The following command confirms that the master and slave tablets in
shard 0
all have the same schema for the user
keyspace:
ValidateSchemaShard user/0
The ValidateSchemaKeyspace
command confirms that all of the tablets in a given keyspace have
the the same schema as the master tablet on shard 0
in that keyspace. Thus, whereas the ValidateSchemaShard
command confirms the consistency of the schema on tablets within a shard
for a given keyspace, ValidateSchemaKeyspace
confirms the
consistency across all tablets in all shards for that keyspace.
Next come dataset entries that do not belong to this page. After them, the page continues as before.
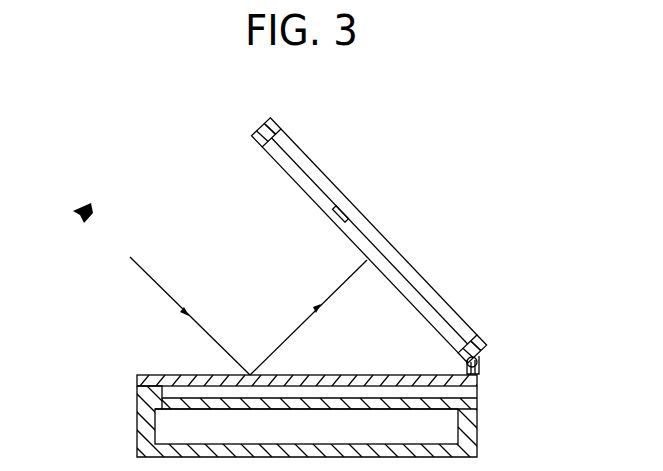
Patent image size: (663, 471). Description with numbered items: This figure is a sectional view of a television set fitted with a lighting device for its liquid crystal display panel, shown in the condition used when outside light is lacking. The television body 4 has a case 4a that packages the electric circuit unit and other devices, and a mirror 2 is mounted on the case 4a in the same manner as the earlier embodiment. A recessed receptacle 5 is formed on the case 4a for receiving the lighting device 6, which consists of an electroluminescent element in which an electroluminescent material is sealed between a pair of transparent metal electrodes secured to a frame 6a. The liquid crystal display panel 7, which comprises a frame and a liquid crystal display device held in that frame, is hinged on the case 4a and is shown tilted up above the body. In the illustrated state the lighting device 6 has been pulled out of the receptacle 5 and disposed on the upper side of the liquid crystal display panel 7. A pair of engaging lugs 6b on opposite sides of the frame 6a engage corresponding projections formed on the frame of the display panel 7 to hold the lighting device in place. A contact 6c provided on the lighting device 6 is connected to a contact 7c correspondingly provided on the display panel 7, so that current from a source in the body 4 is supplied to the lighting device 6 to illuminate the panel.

The mirror 2 is at (153, 377).
The television body 4 is at (483, 423).
The case 4a is at (470, 445).
The recessed receptacle 5 is at (470, 392).
The lighting device 6 is at (416, 266).
The frame 6a is at (278, 126).
The engaging lugs 6b is at (343, 209).
The contact 6c is at (486, 340).
The liquid crystal display panel 7 is at (297, 175).
The contact 7c is at (482, 359).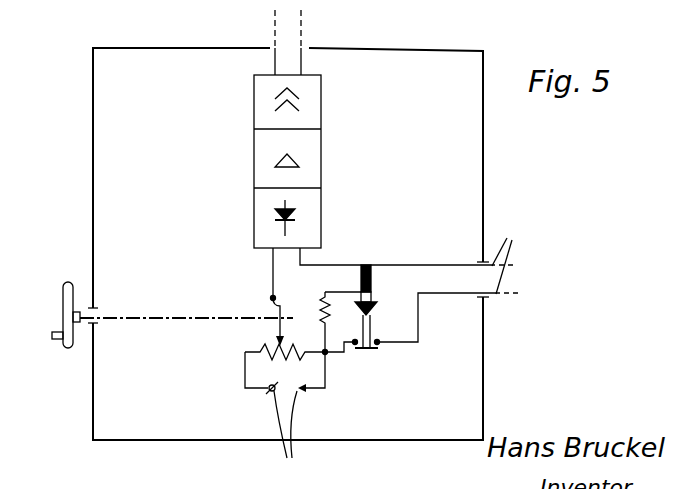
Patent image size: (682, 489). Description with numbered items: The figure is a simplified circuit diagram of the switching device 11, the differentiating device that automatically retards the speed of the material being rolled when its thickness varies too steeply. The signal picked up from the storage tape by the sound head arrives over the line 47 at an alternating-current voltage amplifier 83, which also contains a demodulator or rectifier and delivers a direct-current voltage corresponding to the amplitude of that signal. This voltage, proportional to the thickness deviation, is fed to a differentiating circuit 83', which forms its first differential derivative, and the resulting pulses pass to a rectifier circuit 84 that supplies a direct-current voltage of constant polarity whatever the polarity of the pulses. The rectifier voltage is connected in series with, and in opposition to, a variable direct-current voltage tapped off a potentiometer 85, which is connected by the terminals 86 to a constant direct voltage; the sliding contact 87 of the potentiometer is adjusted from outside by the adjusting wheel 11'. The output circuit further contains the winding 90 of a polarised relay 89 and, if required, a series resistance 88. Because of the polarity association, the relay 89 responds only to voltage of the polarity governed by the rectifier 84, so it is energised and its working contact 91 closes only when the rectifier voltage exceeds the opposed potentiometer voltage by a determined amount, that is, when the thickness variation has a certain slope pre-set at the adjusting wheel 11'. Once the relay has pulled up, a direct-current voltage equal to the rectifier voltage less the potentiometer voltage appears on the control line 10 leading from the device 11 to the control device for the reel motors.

The control line 10 is at (509, 256).
The switching device 11 is at (263, 244).
The adjusting wheel 11' is at (64, 331).
The line 47 is at (275, 41).
The alternating-current voltage amplifier 83 is at (258, 103).
The differentiating circuit 83' is at (256, 158).
The rectifier circuit 84 is at (278, 218).
The potentiometer 85 is at (268, 360).
The terminals 86 is at (287, 439).
The sliding contact 87 is at (278, 342).
The series resistance 88 is at (320, 308).
The polarised relay 89 is at (378, 299).
The winding 90 is at (364, 265).
The working contact 91 is at (374, 340).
The following command confirms that all tablets in all shards have the
same schema as the master tablet in shard 0
for the
user
keyspace:
ValidateSchemaKeyspace user
This section describes the vtctl ApplySchema
command, which
supports schema modifications. Vitess' schema modification functionality
is designed the following goals in mind:
- Enable simple updates that propagate to your entire fleet of servers.
- Require minimal human interaction.
- Minimize errors by testing changes against a temporary database.
- Guarantee very little downtime (or no downtime) for most schema updates.
- Do not store permanent schema data in the topology server.
Note that, at this time, Vitess only supports
data definition statements
that create, modify, or delete database tables.
For instance, ApplySchema
does not affect stored procedures
or grants.
The ApplySchema
command applies a schema change to the specified keyspace on every
master tablet, running in parallel on all shards. Changes are then
propagated to slaves via replication. The command format is:
ApplySchema {-sql=<sql> || -sql_file=<filename>} <keyspace>
When the ApplySchema
action actually applies a schema
change to the specified keyspace, it performs the following steps:
- It finds shards that belong to the keyspace, including newly added shards if a resharding event has taken place.
- It validates the SQL syntax and determines the impact of the schema change. If the scope of the change is too large, Vitess rejects it. See the permitted schema changes section for more detail.
- It employs a pre-flight check to ensure that a schema update will succeed before the change is actually applied to the live database. In this stage, Vitess copies the current schema into a temporary database, applies the change there to validate it, and retrieves the resulting schema. By doing so, Vitess verifies that the change succeeds without actually touching live database tables.
- It applies the SQL command on the master tablet in each shard.
The following sample command applies the SQL in the user_table.sql file to the user keyspace:
ApplySchema -sql_file=user_table.sql user
The ApplySchema
command supports a limited set of DDL
statements. In addition, Vitess rejects some schema changes because
large changes can slow replication and may reduce the availability
of your overall system.
The following list identifies types of DDL statements that Vitess supports:
CREATE TABLE
CREATE INDEX
CREATE VIEW
ALTER TABLE
ALTER VIEW
RENAME TABLE
DROP TABLE
DROP INDEX
DROP VIEW
In addition, Vitess applies the following rules when assessing the impact of a potential change:
DROP
statements are always allowed, regardless of the table's size.ALTER
statements are only allowed if the table on the shard's master tablet has 100,000 rows or less.- For all other statements, the table on the shard's master tablet must have 2 million rows or less.
If a schema change gets rejected because it affects too many rows, you can specify the flag -allow_long_unavailability
to tell ApplySchema
to skip this check.
However, we do not recommend this. Instead, you should apply large schema changes by following the pivot process.